Ähnlichkeiten mit Swissair?
    In einem Interview mit Radio DRS vergleich Bundesrat Christoph Blocher die Swisscom mit der Swissair, das sei genau der gleiche Fall gewesen: Eine gute, hochqualitative Gesellschaft, mit ein wenig Monopolcharakter und Geld. Als der Konkurrenzdruck stieg, habe die Swissair ausländische Gesellschaften gekauft und am Schluss sei die Pleite gestanden. «Stellen Sie sich vor, wenn die für zwanzig Milliarden etwas kaufen und es geht schief. Da will ich dann die Schweizer sehen, die zahlen wollen. Ich bin froh, wenn es eine Volksabstimmung gibt.»

Pressestimmen
    Natürlich nehmen sich auch die Tageszeitungen des Themas an.
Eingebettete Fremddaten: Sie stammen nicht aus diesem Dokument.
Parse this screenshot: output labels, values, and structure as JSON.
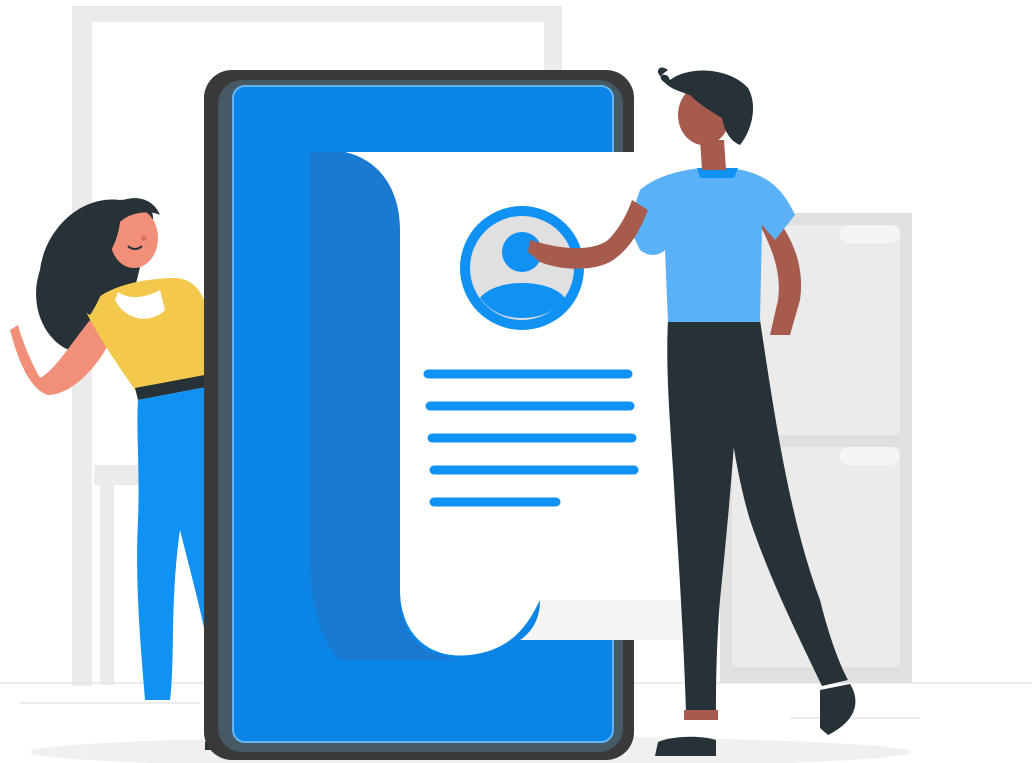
{
  "scene": {
    "colors": {
      "primary_blue": "#0A84E6",
      "phone_frame": "#3A3A3A",
      "paper_white": "#FFFFFF",
      "paper_shadow": "#1A79D0",
      "avatar_blue": "#1091F4",
      "text_line_blue": "#1091F4",
      "man_shirt": "#5AB1F7",
      "man_pants": "#263238",
      "man_skin": "#A65B4C",
      "man_hair": "#263238",
      "woman_top": "#F2C94C",
      "woman_jeans": "#1091F4",
      "woman_hair": "#263238",
      "woman_skin": "#F28F79",
      "background_gray": "#EBEBEB",
      "floor_shadow": "#F0F0F0"
    },
    "icons": [
      "user-avatar-icon"
    ],
    "document_line_count": 5
  }
}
    Im Tagesanzeiger meinte Annetta Bundi unter dem Titel «Bundesrat verpatzt den optimalen Ausstieg aus der Swisscom» am 29. November, dass der Bundesrat noch vor fünf Jahren, gestützt auf einen Bericht der Beratungsfirma Mercer festhielt, dass man durch eine intelligente Ausstiegsstrategie den Wertanteil des Bundes maximieren und gleichzeitig der Swisscom die notwendige Flexibilität einräumen könnte. Diese Chance habe der Bundesrat jetzt verpasst. Die ursprünglich skizzierte Ausstiegsstrategie habe die Anleger zwar überzeugt, das nachgeschobene Veto gegen allfällige Auslandbeteiligungen die Märkte jedoch stark verunsichert. Das 17-Milliarden-Paket des Bundes, das zu seinen besten Zeiten 35 Milliarden eingebracht hätte, habe in den letzten Tagen rasant an Wert verloren.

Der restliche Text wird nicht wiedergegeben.